Die Macht der Symbole

Ist eine Politik möglich, die das Volk nicht mit manipulativen Vereinfachungen lenkt?

Lippmanns Leben begann vielversprechend und voller Möglichkeiten. Er wuchs in wohlhabenden New Yorker Verhältnissen auf, besuchte eine Privatschule und studierte in Harvard. In seiner Jugend liebäugelte er zunächst noch mit sozialistischen Ideen, verstand sich später aber „zunehmend als Sozialingenieur“ und setzte „seine Hoffnung auf die Managerelite, die er als Gegenspieler der Eigentümer sieht“ – so beschreiben es die Ökonomieprofessoren Walter Ötsch und Silja Graupe in ihrer lesenswerten Einführung zur diese Woche erschienenen deutschen Neuausgabe von „Die öffentliche Meinung“.

Lippmann, so die beiden Professoren, strebte eine globale Vorherrschaft der USA an; amerikanische Konzerne sollten im Ausland „nicht via Staat, sondern via neu zu errichtenden internationalen Kommissionen agieren.“ Willkommen bei IWF, Weltbank & Co., könnte man da 100 Jahre später ergänzen. Denn Lippmann äußerte solche Ansichten in Buchform tatsächlich schon 1915, da war das „Wunderkind“ gerade einmal 26 Jahre alt – und bereits voller Ideen, wie man der amerikanischen Demokratie (und Industrie) weltweit Geltung verschaffen kann.

Gegen Ende des Ersten Weltkrieges wurde Lippmann für die US Army in London stationiert und verfasste dort Flugblätter, die hinter den feindlichen Linien abgeworfen wurden. In dieser Zeit ernannte ihn der US-Kriegsminister zum Generalsekretär einer gut 100-köpfigen geheimen Studiengruppe, die den kommenden Friedensvertrag vorbereiten sollte – und damit letztlich die Welt-Nachkriegsordnung. In diesem Gremium entstand US-Präsident Woodrow Wilsons berühmter 14-Punkte-Plan, laut Lippmann der Versuch, ein „gemeinsames Bewusstsein in der ganzen Welt anzubahnen“.

Die Studiengruppe war organisatorisch und personell ein direkter Vorläufer des 1921 gegründeten Council on Foreign Relations, wo bis heute und mit großem Erfolg die Sichtweise eines maßgeblichen Teils der US-Geld- und Konzernelite in amerikanische Außenpolitik übersetzt wird.
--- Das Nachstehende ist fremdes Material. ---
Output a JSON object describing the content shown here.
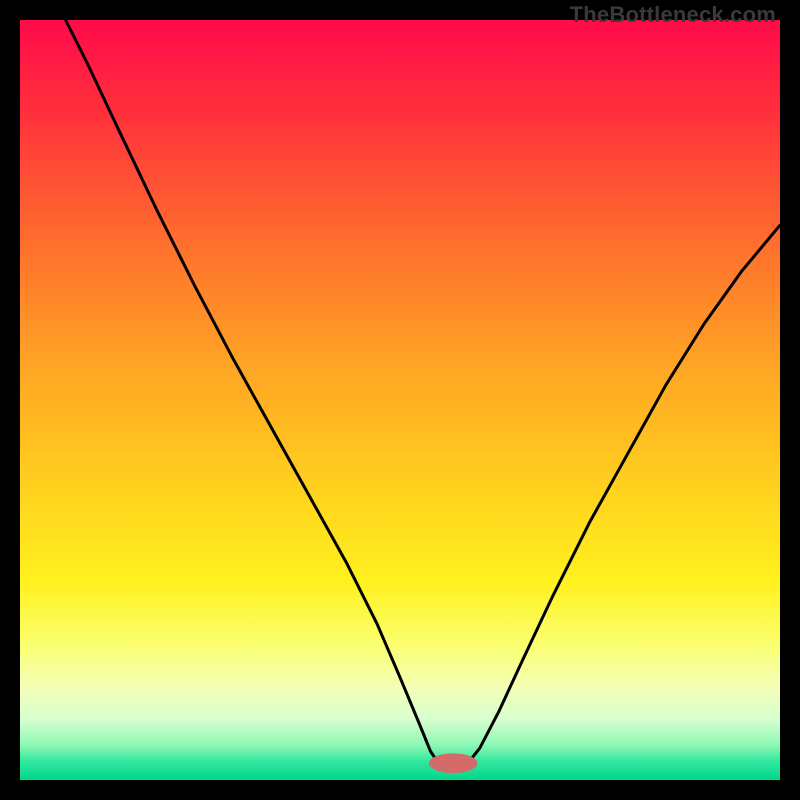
{
  "watermark": "TheBottleneck.com",
  "colors": {
    "gradient_stops": [
      {
        "offset": 0.0,
        "color": "#ff0a4a"
      },
      {
        "offset": 0.12,
        "color": "#ff2f3c"
      },
      {
        "offset": 0.28,
        "color": "#ff6a2e"
      },
      {
        "offset": 0.45,
        "color": "#ffa324"
      },
      {
        "offset": 0.62,
        "color": "#ffd21e"
      },
      {
        "offset": 0.74,
        "color": "#fff11e"
      },
      {
        "offset": 0.82,
        "color": "#fbff6e"
      },
      {
        "offset": 0.88,
        "color": "#f3ffb8"
      },
      {
        "offset": 0.92,
        "color": "#d6ffcf"
      },
      {
        "offset": 0.955,
        "color": "#8bf7b4"
      },
      {
        "offset": 0.975,
        "color": "#33e7a0"
      },
      {
        "offset": 1.0,
        "color": "#00d789"
      }
    ],
    "curve": "#000000",
    "marker_fill": "#d46a6a",
    "marker_stroke": "#d46a6a"
  },
  "chart_data": {
    "type": "line",
    "title": "",
    "xlabel": "",
    "ylabel": "",
    "xlim": [
      0,
      100
    ],
    "ylim": [
      0,
      100
    ],
    "marker": {
      "x": 57,
      "y": 2.2,
      "rx": 3.2,
      "ry": 1.3
    },
    "series": [
      {
        "name": "bottleneck-curve",
        "points": [
          {
            "x": 6.0,
            "y": 100.0
          },
          {
            "x": 9.0,
            "y": 94.0
          },
          {
            "x": 13.0,
            "y": 85.5
          },
          {
            "x": 18.0,
            "y": 75.0
          },
          {
            "x": 23.0,
            "y": 65.0
          },
          {
            "x": 28.0,
            "y": 55.5
          },
          {
            "x": 33.0,
            "y": 46.5
          },
          {
            "x": 38.0,
            "y": 37.5
          },
          {
            "x": 43.0,
            "y": 28.5
          },
          {
            "x": 47.0,
            "y": 20.5
          },
          {
            "x": 50.0,
            "y": 13.5
          },
          {
            "x": 52.5,
            "y": 7.5
          },
          {
            "x": 54.0,
            "y": 3.8
          },
          {
            "x": 55.0,
            "y": 2.3
          },
          {
            "x": 56.5,
            "y": 2.0
          },
          {
            "x": 58.0,
            "y": 2.0
          },
          {
            "x": 59.0,
            "y": 2.3
          },
          {
            "x": 60.5,
            "y": 4.2
          },
          {
            "x": 63.0,
            "y": 9.0
          },
          {
            "x": 66.0,
            "y": 15.5
          },
          {
            "x": 70.0,
            "y": 24.0
          },
          {
            "x": 75.0,
            "y": 34.0
          },
          {
            "x": 80.0,
            "y": 43.0
          },
          {
            "x": 85.0,
            "y": 52.0
          },
          {
            "x": 90.0,
            "y": 60.0
          },
          {
            "x": 95.0,
            "y": 67.0
          },
          {
            "x": 100.0,
            "y": 73.0
          }
        ]
      }
    ]
  }
}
Walter Lippmann ist nicht weniger als ein Vordenker am Beginn des amerikanischen Imperiums gewesen. Seine sozialwissenschaftlichen Gedanken, die er im 1922 erschienenen Klassiker „Die öffentliche Meinung“ ausgebreitet hat, sind ein Schlüssel zum Verständnis der heutigen Gesellschaft – nicht nur in den USA.

Vorurteile, Frames und „Pseudoumwelt“

Im Zentrum steht seine Überlegung, dass Menschen den größten Teil der Wirklichkeit nicht über ihre eigenen Sinne erfahren, sondern durch Erzählungen anderer, vor allem der Medien, wo mittels Vereinfachungen, Vorurteilen und Stereotypen (Lippmann prägte dieses Wort) Stimmung gemacht werde. Er nennt es die „Einfügung einer Pseudoumwelt zwischen Mensch und Umwelt“ (S. 64). Das Verhalten des Menschen sei „die Reaktion auf diese Pseudoumwelt“ und daher leicht manipulierbar.
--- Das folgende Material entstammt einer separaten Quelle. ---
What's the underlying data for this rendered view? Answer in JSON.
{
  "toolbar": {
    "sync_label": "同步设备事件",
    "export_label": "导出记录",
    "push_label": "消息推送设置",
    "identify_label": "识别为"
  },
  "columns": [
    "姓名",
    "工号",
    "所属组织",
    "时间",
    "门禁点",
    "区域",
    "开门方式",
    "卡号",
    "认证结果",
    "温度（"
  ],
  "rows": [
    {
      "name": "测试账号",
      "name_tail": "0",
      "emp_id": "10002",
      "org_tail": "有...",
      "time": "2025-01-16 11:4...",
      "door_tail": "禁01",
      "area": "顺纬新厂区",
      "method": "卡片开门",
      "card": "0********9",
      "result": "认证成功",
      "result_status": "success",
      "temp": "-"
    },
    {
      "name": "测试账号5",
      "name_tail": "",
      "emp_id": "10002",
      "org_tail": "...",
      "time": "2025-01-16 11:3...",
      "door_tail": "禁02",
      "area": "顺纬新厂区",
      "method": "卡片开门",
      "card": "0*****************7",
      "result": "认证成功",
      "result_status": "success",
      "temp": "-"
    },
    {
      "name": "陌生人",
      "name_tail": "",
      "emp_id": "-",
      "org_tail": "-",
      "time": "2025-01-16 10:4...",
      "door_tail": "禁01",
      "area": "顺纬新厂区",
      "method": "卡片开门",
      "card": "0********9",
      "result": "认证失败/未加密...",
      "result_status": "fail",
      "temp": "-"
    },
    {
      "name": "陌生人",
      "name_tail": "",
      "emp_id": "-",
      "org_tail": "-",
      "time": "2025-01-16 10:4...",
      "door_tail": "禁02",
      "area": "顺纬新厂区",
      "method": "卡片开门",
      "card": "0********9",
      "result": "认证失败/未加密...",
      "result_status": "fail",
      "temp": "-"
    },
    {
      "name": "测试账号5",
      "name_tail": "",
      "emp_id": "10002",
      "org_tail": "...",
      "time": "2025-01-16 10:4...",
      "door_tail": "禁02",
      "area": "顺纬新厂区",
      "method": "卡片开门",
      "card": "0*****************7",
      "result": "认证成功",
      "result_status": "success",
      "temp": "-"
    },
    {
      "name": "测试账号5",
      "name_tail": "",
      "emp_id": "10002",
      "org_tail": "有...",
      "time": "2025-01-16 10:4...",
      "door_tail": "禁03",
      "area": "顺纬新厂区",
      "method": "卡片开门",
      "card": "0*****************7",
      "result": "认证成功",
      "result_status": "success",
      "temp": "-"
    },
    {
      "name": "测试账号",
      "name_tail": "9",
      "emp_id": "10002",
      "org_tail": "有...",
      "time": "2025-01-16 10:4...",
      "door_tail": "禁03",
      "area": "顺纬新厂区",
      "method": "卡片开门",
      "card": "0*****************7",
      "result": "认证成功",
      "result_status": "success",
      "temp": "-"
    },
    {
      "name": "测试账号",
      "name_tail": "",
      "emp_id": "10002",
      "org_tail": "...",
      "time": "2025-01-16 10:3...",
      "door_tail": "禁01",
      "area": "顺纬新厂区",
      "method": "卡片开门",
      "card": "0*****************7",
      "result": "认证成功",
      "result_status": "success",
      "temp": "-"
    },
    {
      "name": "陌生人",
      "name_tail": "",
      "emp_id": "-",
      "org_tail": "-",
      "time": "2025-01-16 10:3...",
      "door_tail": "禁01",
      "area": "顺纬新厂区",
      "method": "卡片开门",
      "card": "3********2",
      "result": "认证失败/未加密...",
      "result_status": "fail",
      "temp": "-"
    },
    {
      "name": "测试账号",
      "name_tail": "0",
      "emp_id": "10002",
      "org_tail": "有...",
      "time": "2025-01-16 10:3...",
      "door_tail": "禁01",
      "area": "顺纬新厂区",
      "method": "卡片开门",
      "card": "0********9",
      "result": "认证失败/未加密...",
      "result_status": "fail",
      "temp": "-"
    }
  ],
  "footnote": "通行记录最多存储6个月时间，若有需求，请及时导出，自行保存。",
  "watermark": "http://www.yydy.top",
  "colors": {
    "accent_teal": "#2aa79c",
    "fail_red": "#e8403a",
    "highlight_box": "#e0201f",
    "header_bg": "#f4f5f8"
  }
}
Was Lippmann mit „Stereotyp“ und „Pseudoumwelt“ meint, wird heute oft als „Frame“ bezeichnet. Gemeint ist ein vereinfachender Deutungsrahmen, ein großer, erklärender Zusammenhang, in den ein Ereignis gestellt wird, eine Brille, durch die man die Welt betrachtet, oft im Tunnelblick. Wo so ein „Frame“ einmal durch kritisches Denken durchbrochen wird, spricht Lippmann bildhaft von der „Ermordung einer schönen Theorie durch eine Bande brutaler Fakten“, was man selbst dann als „Schmerz der Fehlanpassung“ erlebe (S. 64).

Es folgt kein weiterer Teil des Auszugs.